In [1]:
import pandas as pd
import numpy as np

# Introduction to Data Science for Public Policy
## Class 6: NumPy & Pandas Basics
## Thomas Monk

Now we get on to the *data science* part of the course.

We've spent a lot of time over the last week learning the fundamentals of Python - the knowledge will allow us to easily work with these new modules.

## NumPy

The tools we're going to use are built on *NumPy* - this module allows us to easily manipulate *arrays*.

Arrays work, and are fundamentally the same as lists, but we'll have wider options to tranform them.

NumPy adds a lot of mathematical functioality - we can understand these arrays as matrices - but we can abstract from that in our use.

First we need to import the numpy module.

In [1]:
import numpy as np

Importing allows us to use all the functionality of NumPy - it will provide us with the built methods that we'll use.

Ensure this is always the first cell in your notebook, and remember to run it so the module is availible to you.

Notice that I've imported it `as` np. All this does is make the name shorter while we use it!

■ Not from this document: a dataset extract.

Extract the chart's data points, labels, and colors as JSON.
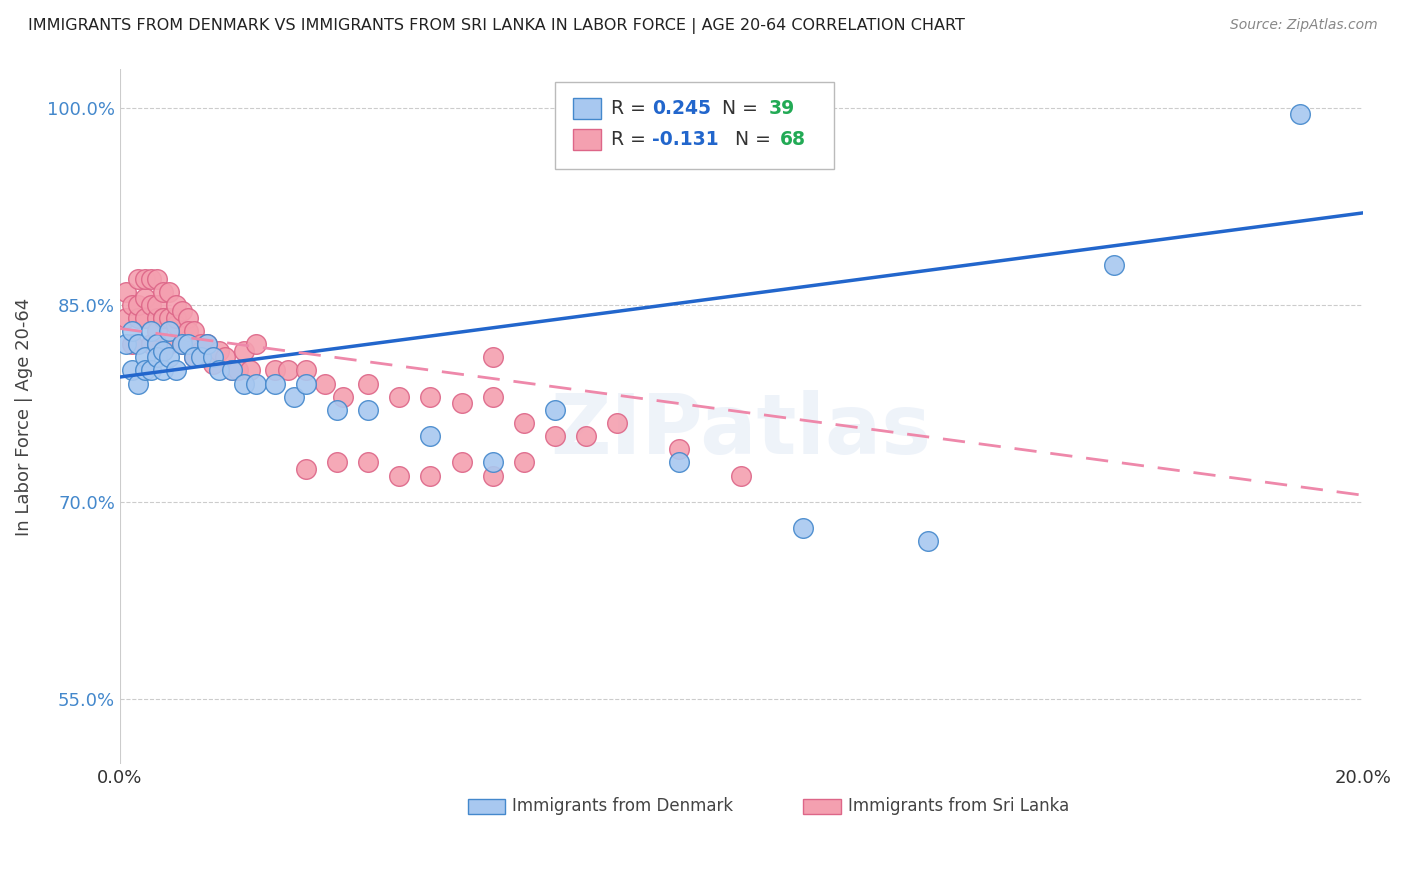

I'm going to quickly show you the features of an NumPy array. We won't ever use these arrays directly, but the Pandas module we use is built on top of these.

The features we'll use are exactly isomorphic when we look at Pandas.

In [3]:
import numpy as np
arr = np.array([[0, 1.5, 2.0],
[-1.0, 3.0, 5.0]])

Notice, this is just a list of lists with the `np.array` method surrounding it.

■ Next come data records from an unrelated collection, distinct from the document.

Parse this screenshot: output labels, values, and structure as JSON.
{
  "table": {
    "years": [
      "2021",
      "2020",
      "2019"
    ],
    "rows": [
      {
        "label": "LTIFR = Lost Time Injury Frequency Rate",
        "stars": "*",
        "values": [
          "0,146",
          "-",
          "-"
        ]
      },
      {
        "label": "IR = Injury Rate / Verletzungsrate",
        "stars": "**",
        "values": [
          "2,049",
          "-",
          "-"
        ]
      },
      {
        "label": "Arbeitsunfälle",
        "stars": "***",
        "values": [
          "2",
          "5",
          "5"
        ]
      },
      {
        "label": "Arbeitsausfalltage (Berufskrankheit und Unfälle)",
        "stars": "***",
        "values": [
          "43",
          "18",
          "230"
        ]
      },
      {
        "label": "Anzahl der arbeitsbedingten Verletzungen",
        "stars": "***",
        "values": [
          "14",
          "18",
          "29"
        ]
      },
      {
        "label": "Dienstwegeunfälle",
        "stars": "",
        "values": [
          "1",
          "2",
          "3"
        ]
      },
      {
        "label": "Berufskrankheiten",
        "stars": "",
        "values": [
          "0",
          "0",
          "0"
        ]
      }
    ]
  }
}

Why does this matter? All we're going to work with are lists of lists, but they're now called arrays!

We can do some useful things that we couldn't do before with standard lists - think about how this will be useful when it comes to the data!

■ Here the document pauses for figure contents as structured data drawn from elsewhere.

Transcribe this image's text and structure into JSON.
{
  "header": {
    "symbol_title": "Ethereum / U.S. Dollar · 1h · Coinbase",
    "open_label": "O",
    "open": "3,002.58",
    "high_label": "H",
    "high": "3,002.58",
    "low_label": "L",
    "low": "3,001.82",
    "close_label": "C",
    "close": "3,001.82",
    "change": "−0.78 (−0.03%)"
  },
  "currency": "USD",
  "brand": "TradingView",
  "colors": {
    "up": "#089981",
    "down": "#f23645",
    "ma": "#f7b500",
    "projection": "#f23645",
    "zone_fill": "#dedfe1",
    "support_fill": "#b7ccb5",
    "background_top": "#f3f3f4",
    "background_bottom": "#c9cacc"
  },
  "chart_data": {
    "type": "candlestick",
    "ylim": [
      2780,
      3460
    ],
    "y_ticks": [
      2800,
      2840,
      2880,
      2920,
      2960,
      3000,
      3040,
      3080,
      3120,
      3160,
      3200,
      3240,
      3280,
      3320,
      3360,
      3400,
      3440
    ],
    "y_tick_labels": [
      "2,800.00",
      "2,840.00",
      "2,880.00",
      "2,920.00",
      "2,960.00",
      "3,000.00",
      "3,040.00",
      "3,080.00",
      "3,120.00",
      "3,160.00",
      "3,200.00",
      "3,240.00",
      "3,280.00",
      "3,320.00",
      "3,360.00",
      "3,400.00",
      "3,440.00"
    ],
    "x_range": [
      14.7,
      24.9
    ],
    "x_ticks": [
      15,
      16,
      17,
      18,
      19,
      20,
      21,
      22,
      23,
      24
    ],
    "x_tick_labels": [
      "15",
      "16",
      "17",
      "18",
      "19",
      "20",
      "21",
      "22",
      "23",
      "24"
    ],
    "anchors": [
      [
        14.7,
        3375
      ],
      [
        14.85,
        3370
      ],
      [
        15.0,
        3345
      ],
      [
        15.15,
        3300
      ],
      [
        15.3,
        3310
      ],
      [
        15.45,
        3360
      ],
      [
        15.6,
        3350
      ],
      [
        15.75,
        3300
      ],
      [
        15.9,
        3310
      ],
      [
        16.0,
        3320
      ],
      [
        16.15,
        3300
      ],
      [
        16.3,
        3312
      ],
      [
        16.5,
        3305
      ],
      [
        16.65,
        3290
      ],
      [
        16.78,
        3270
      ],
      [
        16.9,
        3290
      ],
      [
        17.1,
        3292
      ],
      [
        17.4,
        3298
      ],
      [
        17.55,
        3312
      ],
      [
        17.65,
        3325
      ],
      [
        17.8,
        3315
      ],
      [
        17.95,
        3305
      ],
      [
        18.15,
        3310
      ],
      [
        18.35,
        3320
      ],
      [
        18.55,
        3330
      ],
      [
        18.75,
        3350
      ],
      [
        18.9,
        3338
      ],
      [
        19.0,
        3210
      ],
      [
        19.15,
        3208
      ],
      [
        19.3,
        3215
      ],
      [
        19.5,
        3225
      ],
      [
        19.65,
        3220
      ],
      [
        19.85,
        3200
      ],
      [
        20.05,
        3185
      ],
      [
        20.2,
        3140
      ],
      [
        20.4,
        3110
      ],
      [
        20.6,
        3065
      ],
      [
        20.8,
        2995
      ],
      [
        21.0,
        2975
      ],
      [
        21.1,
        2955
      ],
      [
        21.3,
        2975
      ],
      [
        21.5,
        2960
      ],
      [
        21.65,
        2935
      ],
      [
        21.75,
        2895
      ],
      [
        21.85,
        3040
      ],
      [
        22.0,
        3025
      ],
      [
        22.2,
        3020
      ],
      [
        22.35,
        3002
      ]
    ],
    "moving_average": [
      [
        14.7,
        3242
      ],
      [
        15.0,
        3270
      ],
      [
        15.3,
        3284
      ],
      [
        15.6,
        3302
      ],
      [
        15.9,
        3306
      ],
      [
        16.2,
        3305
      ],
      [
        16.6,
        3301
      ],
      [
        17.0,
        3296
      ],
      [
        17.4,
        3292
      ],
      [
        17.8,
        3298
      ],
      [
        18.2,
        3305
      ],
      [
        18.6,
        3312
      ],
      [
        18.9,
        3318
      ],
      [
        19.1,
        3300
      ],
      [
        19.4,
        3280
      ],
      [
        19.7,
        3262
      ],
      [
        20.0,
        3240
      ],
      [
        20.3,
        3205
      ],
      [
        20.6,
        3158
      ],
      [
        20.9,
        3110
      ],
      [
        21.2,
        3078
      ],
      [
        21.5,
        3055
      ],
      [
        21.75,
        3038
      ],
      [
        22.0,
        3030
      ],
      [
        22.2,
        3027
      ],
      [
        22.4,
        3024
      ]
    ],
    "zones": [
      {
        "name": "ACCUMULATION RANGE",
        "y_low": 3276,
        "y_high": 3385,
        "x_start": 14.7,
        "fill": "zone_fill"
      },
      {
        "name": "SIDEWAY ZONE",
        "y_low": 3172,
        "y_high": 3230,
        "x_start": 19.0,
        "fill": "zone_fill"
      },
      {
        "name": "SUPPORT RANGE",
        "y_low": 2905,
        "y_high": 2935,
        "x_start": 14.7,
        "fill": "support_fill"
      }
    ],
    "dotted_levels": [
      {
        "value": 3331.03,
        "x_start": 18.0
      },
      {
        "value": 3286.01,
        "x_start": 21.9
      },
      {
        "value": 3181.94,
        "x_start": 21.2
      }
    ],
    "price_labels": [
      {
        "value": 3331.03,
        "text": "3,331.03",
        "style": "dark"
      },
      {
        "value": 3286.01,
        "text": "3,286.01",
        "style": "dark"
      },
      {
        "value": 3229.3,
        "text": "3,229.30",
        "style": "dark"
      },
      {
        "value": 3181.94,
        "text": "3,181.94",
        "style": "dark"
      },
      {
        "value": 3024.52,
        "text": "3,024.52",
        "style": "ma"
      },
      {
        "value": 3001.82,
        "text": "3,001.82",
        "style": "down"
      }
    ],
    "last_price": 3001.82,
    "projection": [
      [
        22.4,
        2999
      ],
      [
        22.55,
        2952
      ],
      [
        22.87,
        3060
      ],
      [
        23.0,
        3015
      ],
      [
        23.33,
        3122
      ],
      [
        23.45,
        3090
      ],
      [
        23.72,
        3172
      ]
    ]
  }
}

**Indexing**. We can index the array in the standard way, and some new ways.

In [5]:
arr[0] # Gives us the first row

array([0. , 1.5, 2. ])

In [9]:
arr[0][1:3] # Gives us the second and third elements of the first row

array([1.5, 2. ])

In [17]:
arr[0,1] # We can now also access items in 'comma' notication - i.e we give the co-ordinated of the item we want.

1.5

In [18]:
arr[0,:] # Or obtain the whole first row.

array([0. , 1.5, 2. ])

In [20]:
arr[1][:] = 0 # we can also assign in this way
arr

array([[0. , 1.5, 2. ],
       [0. , 0. , 0. ]])

**Arithmetic**. We definitely weren't able to do the following before - these will make our lives a lot easier. Almost like Stata!

In [23]:
arr = np.array([1,2,3])
arr * 2 # We can multiply the whole array directly!

array([2, 4, 6])

In [24]:
arr + 1 # Or add to it.

array([2, 3, 4])

In [28]:
arr1 = np.array([2,4,8])
arr2 = np.array([2,4,8])
arr1 / arr2 # Or do any operation with two different arrays.
# These will be run element wise (i.e. element by element) unless with specify otherwise

array([1., 1., 1.])

In [29]:
arr = np.array([10,20,30,40])
print (arr.sum(), arr.min(), arr.max(), arr.std())

100 10 40 11.180339887498949


**Axes** We can also run functions across specific axes.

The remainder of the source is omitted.